Robert Adams’ photographs reduce the human presence in the West to little more than a glyph, a tenuous mark that might have been carved on the landscape by some primitive people who vanished long ago. Glyphs like these—“petroglyphs,” as they’re called—are the actual subject that Linda Connor has frequently sought out in her photographs of that landscape. Connor’s is a more metaphorical but more explicit statement of Adams’ theme. Her interpretation of it begins to take on overtones of Von Daniken’s Chariots of the Gods. Americans have always thought of themselves as Children of Destiny, and they are determined to keep on thinking that way no matter how crazed the thoughts become. In Connor’s photographs, as in Von Daniken’s book, we can feel our collective self slipping under the influence of some mad vision of history, some desperate need to get back in touch with primordial forces. We feel ourselves as a class, a race, a nation, going over the brink of our apocalypse. It begins to dawn on us that we too might disappear from the face of the earth like the unknown ancestors who left behind these scratchings in stone. In Bevan Davies’ photographs, American monuments like Constitution Hall take on an identical aspect. Their granite facades come to seem mere glyphs on the face of history. The shadows are long and deep and hard. They make these buildings seem impassive and implacable, more like the facades of sealed tombs than viable institutions. We are seeing how America will look after the neutron bomb has hit.
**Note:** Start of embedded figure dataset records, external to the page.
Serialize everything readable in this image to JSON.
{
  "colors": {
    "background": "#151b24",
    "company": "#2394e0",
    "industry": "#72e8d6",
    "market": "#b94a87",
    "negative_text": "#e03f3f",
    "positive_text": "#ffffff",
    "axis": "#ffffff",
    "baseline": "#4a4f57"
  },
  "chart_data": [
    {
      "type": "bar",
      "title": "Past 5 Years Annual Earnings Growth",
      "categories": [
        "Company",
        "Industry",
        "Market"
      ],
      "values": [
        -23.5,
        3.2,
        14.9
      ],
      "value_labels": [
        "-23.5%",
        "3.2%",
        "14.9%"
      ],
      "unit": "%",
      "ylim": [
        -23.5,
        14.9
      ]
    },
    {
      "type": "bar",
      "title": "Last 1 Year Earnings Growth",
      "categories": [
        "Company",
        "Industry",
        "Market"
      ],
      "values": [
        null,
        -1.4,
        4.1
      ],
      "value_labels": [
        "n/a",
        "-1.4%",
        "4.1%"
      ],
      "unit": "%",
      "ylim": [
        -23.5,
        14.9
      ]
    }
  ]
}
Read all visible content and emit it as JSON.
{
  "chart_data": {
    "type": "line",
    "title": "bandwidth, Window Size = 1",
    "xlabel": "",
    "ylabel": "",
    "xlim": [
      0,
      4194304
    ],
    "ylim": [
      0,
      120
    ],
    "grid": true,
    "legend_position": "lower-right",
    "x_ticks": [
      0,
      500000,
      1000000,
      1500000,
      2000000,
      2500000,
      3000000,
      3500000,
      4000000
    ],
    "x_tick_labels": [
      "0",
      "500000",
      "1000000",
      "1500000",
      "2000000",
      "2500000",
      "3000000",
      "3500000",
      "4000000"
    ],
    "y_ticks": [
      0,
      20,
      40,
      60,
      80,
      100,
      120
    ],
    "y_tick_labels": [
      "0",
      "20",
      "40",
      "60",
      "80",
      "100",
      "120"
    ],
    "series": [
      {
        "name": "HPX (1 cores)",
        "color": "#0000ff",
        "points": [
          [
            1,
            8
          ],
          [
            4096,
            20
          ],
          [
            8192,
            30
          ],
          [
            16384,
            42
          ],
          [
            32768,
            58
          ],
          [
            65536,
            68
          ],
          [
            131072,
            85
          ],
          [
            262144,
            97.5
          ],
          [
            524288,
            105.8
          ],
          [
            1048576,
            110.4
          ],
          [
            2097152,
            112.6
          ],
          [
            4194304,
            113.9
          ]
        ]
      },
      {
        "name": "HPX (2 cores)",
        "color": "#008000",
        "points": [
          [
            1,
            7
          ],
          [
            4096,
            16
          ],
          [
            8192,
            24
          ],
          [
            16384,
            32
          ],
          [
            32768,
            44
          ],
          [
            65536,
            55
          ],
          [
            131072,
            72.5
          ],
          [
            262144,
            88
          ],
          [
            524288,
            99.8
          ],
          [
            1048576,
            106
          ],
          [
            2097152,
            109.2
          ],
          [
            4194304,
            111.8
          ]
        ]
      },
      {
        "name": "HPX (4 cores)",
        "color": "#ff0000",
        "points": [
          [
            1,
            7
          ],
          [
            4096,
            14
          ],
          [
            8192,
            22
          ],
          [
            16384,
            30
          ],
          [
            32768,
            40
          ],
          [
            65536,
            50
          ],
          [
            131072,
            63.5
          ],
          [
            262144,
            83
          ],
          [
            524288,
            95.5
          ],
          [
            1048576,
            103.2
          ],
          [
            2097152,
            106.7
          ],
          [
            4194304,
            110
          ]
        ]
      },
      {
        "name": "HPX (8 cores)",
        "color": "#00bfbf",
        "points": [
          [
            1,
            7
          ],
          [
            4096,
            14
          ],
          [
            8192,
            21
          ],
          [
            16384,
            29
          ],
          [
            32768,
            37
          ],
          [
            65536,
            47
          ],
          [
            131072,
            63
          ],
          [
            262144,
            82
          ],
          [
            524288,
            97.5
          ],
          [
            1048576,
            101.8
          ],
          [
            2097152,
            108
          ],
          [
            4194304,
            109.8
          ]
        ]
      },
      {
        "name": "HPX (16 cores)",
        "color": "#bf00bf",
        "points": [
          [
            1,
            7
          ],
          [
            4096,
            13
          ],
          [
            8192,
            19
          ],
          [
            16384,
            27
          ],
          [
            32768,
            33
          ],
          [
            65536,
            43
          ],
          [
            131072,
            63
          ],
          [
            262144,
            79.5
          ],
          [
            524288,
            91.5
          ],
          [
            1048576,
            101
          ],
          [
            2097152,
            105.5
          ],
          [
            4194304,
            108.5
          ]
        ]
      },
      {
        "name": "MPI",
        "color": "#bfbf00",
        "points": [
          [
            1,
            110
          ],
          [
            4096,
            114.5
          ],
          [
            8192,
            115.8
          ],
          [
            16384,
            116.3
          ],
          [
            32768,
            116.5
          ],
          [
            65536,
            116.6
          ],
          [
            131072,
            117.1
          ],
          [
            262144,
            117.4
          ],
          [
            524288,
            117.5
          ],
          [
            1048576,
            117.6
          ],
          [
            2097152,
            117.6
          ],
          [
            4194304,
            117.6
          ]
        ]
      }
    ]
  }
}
The modest frame houses that Frank Gohlke has photographed in rural Texas have the same look about them. In one of the pictures, the front porch and even the windows have been completely covered with lattice work. These windows have the look of dead eyes, a look already familiar to us from the windows of skyscrapers in the color photographs Harry Callahan has taken with a telephoto lens. Like the lattice work over the windows in Gohlke’s picture, the grid of plate glass encased in concrete in Callahan’s might make us feel we are looking through the bars of a mental institution. In another Gohlke picture, the dead bush and tiger lilies in the front yard and tufts of grass breaking up the walk remind us of Eggleston’s more tropical South. The screen has come off one window and another looks as if it may have been boarded up. Does anybody still live here or in the tightly shuttered house in the next picture? We can’t tell. There are only two Gohlke pictures that have no sign of man at all. One is of “Flood debris caught in a tree near Comfort, Texas.” The other is of “Marsh fire, Bolivar Peninsula, Texas.” As the flood waters recede in the one picture and the fire advances toward us in the next, we can see that Gohlke, like almost all the makers of these American Images," still believes implicitly in the covenant God made with Noah thousands of years ago:
And God gave unto Noah the rainbow sign.